Mein Haus, mein Auto, mein Boot – das war gestern. Was aber heute zählt: wenn materieller Besitz an Bedeutung verliert.





Vater sein

Im Dezember 2015 stellte Mark Zuckerberg ein Foto auf Facebook, das ihn dabei zeigt, wie er seine Tochter wickelt. Die mehr als zwei Millionen Likes, die er dafür erhielt, sind selbst für den Facebook-Gründer eine beachtliche Zahl.

Frei haben

Der Xing-Chef Thomas Vollmoeller machte 2016 drei Monate lang ein Sabbatical und wurde dafür bejubelt. In einem Blog-Beitrag schrieb er, man müsse „als Vorstand und Geschäftsführer mit gutem Beispiel vorangehen und zeigen, dass Dinge okay sind. Dass es okay ist, ein Privatleben zu haben. Dass es okay ist, Dinge infrage zu stellen, Spaß zu haben bei der Arbeit. Und sich ab und zu eine Auszeit zu wünschen.“

Lastenrad fahren

Wer seine Einkäufe mit einem solchen Gefährt nach Hause befördert, zeigt demonstrativ: Ich verzichte auf das Auto. Die Verkaufszahlen der Cargobikes steigen seit Jahren, besonders beliebt sind Räder mit elektrischem Antrieb – im vergangenen Jahr wurden von ihnen mehr verkauft als Elektroautos zugelassen.

Festivalbändchen tragen

Sie sind ein Accessoire der besonderen Art. Demonstrativ am Handgelenk getragen, zeigen sie, dass man musikbegeistert ist, sich nicht von Dixi-Klos abschrecken lässt und vor allem: wie aufregend das eigene Leben ist. Inzwischen sind die Bändchen so weit verbreitet, dass sich sogar Wissenschaftler für sie interessieren. Eine Forscherin der University of Surrey untersuchte zwei Festivalbändchen auf Keime – und fand rund 9000 Mikrokokken und 2000 Staphylokokken.

Die Luxus-Trinkflasche

Dass Einwegflaschen aus Plastik schlecht für die Umwelt sind, ist bei den meisten angekommen. Wie der Verzicht darauf schick wird, kann man an der Trend-Marke S’well beobachten: Für das Standardflaschen-Modell bezahlt man rund 45 Euro. Dafür ist zwischen Holz- und Kupferoptik für jeden Geschmack etwas dabei.

Der Schrebergarten

Die selbst geerntete Tomate gibt einem nicht nur ein gutes Gefühl (saisonal, regional, bio), sondern gilt auch als Beweis einer sinnstiftenden Tätigkeit. Sein Spießer-Image hat der Schrebergarten abgelegt: In Köln müssen Interessenten auf einen Garten im Innenstadtbereich mittlerweile bis zu zehn Jahre warten.

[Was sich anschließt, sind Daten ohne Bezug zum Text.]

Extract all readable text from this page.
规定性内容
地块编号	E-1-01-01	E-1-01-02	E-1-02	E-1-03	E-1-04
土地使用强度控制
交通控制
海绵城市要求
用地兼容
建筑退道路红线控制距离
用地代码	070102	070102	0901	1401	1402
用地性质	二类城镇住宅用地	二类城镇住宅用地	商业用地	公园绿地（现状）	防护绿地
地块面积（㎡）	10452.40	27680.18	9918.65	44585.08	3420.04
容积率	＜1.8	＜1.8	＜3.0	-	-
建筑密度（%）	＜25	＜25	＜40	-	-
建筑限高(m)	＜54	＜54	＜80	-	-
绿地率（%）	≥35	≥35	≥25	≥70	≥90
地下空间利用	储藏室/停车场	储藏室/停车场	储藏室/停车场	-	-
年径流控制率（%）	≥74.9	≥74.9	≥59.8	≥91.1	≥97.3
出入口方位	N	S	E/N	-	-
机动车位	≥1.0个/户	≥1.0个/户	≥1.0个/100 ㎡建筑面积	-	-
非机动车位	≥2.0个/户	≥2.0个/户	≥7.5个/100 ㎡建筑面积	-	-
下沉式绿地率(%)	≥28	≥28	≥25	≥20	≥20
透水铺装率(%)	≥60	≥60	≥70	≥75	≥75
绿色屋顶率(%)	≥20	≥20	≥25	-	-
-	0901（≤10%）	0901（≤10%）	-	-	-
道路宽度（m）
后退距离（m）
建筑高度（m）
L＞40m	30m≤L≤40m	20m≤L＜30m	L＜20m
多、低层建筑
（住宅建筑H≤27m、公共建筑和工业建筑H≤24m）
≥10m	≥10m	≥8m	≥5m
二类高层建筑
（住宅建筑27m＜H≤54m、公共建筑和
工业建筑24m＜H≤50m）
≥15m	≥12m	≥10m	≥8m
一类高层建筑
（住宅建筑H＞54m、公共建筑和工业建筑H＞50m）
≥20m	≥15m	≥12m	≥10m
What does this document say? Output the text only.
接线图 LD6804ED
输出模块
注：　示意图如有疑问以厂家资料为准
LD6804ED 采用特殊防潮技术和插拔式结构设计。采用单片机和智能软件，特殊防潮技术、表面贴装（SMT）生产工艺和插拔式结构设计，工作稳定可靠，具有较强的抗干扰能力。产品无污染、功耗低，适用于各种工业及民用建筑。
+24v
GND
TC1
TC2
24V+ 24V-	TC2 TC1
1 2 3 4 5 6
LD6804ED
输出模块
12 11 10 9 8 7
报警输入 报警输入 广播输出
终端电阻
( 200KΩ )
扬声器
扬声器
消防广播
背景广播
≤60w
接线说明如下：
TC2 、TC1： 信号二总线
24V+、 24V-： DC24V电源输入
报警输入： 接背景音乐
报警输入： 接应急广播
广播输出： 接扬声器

Die Mitgliedschaft im Fitness-Studio

Ob Crossfit-Studio oder Rücken-Zentrum – Sport ist angesagt. In Deutschland hat sich die Zahl der Mitglieder in Fitness-Studios seit 2003 fast verdreifacht, auf Instagram verdienen sich Influencer mit Bildern ihrer gestählten Körper den Lebensunterhalt. Wer beim Sport an seine Grenzen geht, so die weitverbreitete Annahme, hat sein Leben auch sonst im Griff.

Ferien daheim verbringen

In Zeiten, in denen das Fliegen kritischer gesehen wird, erscheint „Urlaub auf Balkonien“ plötzlich in ganz neuem Licht. Was früher eher bemitleidet wurde, nennt sich heute Staycation. Unter dem zugehörigen Hashtag finden sich auf Instagram fast drei Millionen Bilder. Ein beliebtes Motiv ist das Selbstporträt im heimischen Bett – mit Buch oder Zeitung in den Händen.

Die richtige Ernährung

Paläo, Clean Eating, Low Carb – all diese Konzepte versprechen ein gesünderes, leichteres (wortwörtlich) und zufriedeneres Leben, frei nach der Devise: „Du bist, was du isst“. Kein Wunder also, dass ein Ratgeber namens „Der Ernährungskompass“ seit mehr als einem Jahr auf den obersten Plätzen der Sachbuch-Bestsellerliste zu finden ist.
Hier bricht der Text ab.